History 333 (Britain to 1688) provides an overview of the origins of legal and constitutional theories and practices seminal to the development of modern Anglo-American law and government, including Anglo-Saxon legal customs, feudal law and the emergence of common law, the Magna Carta, and the origins and evolution of Parliament, statute law, and equity law.

History 413 (American Revolution and the New Nation) provides in-depth analysis of the origins of American revolutionary ideology, including the legitimacy of violence against tyranny, natural rights theory, popular sovereignty, and republicanism. It focuses at length on the origins of the Articles of Confederation, the Constitution, and the Bill of Rights, examining the incorporation of the concepts of separation of powers and federalism into those documents.

History 415 (Civil War and Reconstruction) provides an in-depth analysis of pre-Civil War laws of property and of slavery, and the legal theory and practice of secession, federalism, and popular sovereignty. It traces the evolution of Lincoln’s views of both slavery and of civil liberties, and his power as commander-in-chief. It studies the origins and application of the Emancipation Proclamation, as well as the amendments to the Constitution during the Reconstruction Era.

History 419 (U.S. since 1945) provides an in-depth examination of the increasing influence of the U.S. Supreme Court (and lower-level federal courts) on the lives of Americans.  In particular, cases involving Civil Rights, abortion, voting rights, consumers' rights, the First, Fourth, Fifth, and Sixth Amendments, and privacy issues, to name a few, affected American society, the economy, and politics, and shaped both our understanding of the law and the interactions of all Americans.

History 426 (The Enlightenment) provides an in-depth examination of the intellectual movement that was central to modern conceptions of law, jurisprudence, and criminal prodecure, including the Baron de Montesquieu's conception of the notion of a separation of powers in government, an idea which became integral to the nature of the U.S. Constitution. Many Enlightenment philosophers embraced the concept of the rule of law, in which no one--not even a sovereign king--could stand above the law or contravene it without due process. Most Enlightenment figures also endorsed the notion of basic human rights, including the rights to religious conscience and free political expression, notions that were embodied in the eighteenth-century U.S. Constitution and French Declaration of the Rights of Man and the Citizen.

History 433 (Tudor-Stuart England) provides an in-depth examination of the power of law to govern the sovereign and the commonwealth in a nascent constitutional monarchy. Students examine in detail the various legal systems, jurisdictions, and procedures operating within early modern England and examine the debate concerning “divine right monarchy” and its consequences, including the Petition of Right in 1628 and a series of political, legal, and constitutional crises that resulted in civil war, regicide, and a written constitution, the Instrument of Government, that installed the rule of law and the Commonwealth. The course concludes with new ideas about law and government voiced by theorists such as Thomas Hobbes and John Locke, the Glorious Revolution (1688), the creation of the Bill of Rights (1689), and the ratification of Parliament’s ascendancy.

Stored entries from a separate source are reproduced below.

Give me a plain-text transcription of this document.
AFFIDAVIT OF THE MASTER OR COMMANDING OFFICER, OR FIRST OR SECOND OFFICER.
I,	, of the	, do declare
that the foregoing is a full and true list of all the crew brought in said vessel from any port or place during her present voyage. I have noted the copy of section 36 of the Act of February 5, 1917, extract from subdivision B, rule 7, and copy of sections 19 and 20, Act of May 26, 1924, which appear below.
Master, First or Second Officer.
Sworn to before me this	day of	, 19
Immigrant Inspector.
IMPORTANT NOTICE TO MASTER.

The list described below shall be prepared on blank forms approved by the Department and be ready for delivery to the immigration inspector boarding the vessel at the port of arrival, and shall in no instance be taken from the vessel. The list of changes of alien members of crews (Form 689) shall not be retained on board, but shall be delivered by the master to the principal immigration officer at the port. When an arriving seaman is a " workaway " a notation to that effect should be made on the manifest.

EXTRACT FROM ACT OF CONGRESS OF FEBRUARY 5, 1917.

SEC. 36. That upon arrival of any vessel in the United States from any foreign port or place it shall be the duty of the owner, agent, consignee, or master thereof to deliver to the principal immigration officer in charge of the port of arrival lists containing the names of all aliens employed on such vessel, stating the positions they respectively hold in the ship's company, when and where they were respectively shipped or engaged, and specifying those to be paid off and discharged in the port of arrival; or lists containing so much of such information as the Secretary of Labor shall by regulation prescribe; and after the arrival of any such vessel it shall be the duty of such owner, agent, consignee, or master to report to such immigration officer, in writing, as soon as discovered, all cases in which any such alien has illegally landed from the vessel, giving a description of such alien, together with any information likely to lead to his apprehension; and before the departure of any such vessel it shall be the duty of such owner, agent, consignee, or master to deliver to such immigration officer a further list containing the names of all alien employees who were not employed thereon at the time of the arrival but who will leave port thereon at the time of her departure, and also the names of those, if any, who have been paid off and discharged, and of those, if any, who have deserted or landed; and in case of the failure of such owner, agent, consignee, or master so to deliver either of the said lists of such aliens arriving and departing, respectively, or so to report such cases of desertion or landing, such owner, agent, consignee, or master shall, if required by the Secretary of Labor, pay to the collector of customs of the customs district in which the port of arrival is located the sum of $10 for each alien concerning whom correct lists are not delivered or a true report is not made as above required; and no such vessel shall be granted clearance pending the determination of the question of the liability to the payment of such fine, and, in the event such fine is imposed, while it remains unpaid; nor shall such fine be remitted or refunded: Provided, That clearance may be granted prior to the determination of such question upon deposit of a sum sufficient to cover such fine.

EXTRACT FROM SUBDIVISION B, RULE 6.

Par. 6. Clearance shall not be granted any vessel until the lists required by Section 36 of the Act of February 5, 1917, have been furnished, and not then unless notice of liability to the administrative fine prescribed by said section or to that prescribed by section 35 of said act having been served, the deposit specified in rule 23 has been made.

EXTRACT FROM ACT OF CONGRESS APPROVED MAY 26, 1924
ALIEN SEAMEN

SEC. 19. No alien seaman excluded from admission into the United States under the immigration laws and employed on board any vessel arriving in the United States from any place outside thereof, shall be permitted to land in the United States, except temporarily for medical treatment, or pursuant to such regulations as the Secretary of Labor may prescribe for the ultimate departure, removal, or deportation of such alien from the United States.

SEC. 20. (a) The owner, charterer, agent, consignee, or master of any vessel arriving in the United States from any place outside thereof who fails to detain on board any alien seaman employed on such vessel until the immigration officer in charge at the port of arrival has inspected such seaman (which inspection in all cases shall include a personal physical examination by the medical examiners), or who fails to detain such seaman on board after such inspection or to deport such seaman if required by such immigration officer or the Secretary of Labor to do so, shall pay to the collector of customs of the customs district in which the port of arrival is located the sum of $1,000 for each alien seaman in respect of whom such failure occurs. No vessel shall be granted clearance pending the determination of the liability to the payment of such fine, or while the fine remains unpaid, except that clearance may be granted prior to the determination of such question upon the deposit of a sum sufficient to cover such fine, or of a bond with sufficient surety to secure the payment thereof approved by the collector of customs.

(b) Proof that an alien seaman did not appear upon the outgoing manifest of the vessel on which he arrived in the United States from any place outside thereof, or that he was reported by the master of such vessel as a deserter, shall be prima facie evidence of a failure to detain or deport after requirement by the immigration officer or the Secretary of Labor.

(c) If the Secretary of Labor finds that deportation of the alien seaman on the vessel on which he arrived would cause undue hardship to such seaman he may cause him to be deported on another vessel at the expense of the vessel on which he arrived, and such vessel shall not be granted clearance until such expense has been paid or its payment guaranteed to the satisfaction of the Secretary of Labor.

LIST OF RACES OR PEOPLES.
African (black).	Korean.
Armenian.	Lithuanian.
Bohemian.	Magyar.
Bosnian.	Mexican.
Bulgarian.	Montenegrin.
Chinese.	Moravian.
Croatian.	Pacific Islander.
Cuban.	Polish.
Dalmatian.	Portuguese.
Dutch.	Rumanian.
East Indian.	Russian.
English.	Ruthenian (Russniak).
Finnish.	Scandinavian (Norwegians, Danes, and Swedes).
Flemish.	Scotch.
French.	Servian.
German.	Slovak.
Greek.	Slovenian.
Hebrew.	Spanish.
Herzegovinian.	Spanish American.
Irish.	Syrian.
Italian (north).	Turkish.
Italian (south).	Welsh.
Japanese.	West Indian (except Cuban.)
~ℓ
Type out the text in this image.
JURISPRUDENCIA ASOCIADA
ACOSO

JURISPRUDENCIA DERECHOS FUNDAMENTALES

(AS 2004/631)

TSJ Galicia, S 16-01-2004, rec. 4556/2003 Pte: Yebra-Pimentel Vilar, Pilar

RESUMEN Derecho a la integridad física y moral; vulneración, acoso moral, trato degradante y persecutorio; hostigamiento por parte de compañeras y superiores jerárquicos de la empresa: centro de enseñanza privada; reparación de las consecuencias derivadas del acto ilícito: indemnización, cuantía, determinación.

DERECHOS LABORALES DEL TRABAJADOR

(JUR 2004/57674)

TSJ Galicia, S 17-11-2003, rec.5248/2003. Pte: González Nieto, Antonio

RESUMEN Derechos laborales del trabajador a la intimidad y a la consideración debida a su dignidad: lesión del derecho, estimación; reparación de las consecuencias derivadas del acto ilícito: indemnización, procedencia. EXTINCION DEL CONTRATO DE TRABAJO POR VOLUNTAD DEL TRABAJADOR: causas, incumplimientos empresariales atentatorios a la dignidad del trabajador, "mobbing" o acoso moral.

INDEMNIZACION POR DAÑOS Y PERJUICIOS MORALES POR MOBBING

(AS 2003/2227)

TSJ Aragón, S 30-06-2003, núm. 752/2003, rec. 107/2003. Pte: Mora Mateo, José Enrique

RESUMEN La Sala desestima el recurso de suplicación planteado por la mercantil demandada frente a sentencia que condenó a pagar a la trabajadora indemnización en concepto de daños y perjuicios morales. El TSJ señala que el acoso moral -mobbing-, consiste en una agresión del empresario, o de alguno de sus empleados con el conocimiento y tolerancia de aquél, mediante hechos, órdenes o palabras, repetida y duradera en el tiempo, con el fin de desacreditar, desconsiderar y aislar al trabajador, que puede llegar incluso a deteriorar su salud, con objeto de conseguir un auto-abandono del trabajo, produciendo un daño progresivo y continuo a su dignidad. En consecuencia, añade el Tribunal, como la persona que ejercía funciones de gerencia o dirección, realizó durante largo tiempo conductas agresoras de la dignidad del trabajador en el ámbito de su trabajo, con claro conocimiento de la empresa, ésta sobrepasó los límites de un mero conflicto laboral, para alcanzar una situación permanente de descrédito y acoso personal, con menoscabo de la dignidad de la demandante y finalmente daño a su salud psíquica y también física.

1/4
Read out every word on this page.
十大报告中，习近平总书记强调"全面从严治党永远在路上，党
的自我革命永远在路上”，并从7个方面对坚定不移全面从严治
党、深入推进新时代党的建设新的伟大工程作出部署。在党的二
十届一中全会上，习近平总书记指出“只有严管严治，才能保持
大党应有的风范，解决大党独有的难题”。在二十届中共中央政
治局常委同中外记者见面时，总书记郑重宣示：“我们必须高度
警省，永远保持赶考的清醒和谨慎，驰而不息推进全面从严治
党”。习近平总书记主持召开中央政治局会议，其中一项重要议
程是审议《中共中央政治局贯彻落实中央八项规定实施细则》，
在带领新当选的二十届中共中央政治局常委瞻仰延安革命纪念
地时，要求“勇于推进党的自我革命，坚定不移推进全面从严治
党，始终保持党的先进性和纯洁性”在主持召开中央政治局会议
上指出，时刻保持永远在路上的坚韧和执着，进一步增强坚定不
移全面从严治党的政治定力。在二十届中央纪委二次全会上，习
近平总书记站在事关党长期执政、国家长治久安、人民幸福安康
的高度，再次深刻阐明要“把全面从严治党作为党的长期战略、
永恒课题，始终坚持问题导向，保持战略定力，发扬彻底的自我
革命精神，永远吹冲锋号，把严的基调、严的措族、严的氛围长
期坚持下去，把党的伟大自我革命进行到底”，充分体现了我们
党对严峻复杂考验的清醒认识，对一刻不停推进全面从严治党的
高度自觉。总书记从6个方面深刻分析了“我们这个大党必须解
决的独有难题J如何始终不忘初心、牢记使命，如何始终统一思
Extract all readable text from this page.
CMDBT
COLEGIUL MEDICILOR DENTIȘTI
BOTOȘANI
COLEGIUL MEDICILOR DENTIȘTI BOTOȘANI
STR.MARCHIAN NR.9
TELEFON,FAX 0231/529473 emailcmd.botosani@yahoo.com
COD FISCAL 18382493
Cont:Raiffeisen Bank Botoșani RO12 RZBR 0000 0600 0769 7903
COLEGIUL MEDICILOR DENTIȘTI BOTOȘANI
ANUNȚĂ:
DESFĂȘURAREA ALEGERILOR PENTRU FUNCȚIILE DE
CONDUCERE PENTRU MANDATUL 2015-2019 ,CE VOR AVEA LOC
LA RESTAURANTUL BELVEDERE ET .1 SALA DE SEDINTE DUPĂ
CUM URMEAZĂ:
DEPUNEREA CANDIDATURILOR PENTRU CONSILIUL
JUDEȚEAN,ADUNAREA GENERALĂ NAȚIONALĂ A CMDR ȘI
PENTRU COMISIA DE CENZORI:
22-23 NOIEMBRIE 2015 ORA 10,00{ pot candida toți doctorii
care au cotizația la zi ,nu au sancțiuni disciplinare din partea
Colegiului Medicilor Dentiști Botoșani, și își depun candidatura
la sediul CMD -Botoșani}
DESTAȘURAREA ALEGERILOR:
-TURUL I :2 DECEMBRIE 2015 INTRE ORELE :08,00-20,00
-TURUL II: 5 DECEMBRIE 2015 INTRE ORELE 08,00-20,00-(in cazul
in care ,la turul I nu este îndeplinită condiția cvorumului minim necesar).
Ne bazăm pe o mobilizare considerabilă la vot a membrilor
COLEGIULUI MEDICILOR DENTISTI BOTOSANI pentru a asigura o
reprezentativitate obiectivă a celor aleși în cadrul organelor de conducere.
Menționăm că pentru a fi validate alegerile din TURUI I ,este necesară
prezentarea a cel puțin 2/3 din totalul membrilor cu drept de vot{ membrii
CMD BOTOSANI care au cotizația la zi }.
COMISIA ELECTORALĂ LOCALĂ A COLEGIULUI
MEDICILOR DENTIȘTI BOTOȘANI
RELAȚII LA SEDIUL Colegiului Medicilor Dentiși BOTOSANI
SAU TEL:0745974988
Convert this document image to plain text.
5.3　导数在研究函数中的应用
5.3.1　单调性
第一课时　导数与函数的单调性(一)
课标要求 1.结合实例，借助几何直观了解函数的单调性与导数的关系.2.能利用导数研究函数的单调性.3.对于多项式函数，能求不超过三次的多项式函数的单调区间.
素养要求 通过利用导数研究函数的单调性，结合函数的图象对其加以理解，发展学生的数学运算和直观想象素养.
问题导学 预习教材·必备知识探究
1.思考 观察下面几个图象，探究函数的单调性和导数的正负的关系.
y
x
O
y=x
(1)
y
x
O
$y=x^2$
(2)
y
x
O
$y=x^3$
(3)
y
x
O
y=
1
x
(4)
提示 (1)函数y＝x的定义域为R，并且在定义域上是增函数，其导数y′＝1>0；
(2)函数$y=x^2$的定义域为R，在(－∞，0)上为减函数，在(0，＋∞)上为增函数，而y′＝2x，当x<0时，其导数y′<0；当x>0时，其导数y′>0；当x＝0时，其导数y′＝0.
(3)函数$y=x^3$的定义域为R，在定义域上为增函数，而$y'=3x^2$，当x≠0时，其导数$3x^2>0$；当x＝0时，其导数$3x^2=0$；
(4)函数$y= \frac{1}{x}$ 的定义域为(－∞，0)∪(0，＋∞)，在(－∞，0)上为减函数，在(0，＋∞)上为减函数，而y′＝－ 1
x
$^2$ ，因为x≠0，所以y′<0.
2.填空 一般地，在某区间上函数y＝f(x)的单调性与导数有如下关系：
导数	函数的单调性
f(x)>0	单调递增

Other courses of interest to History majors planning to attend law school include:

Political Sciences courses on the federal court system (319: The Judiciary, and 488: The Supreme Court) and on Constitutional law (410: Constitutional Law: Government Organization, and 411: Constitutional Law: Civil Liberties and Civil Rights).

Philosophy courses on the philosophy of law and on legal reasoning: 205 (Philosophy, Law, and Society), 420 (Philosophy of Law), and 440 (Legal Reasoning).

In addition, Law Enforcement and Justice Administration offers courses on criminal law and civil law, including LEJA 212, 312, 412, 413.

History honors students may also be interested in the Honors Pre-Law minor. See the Centennial Honors College for more information.

Non-History majors planning careers in the law will be interested in the transcripted Legal History Minor offered by the History Department.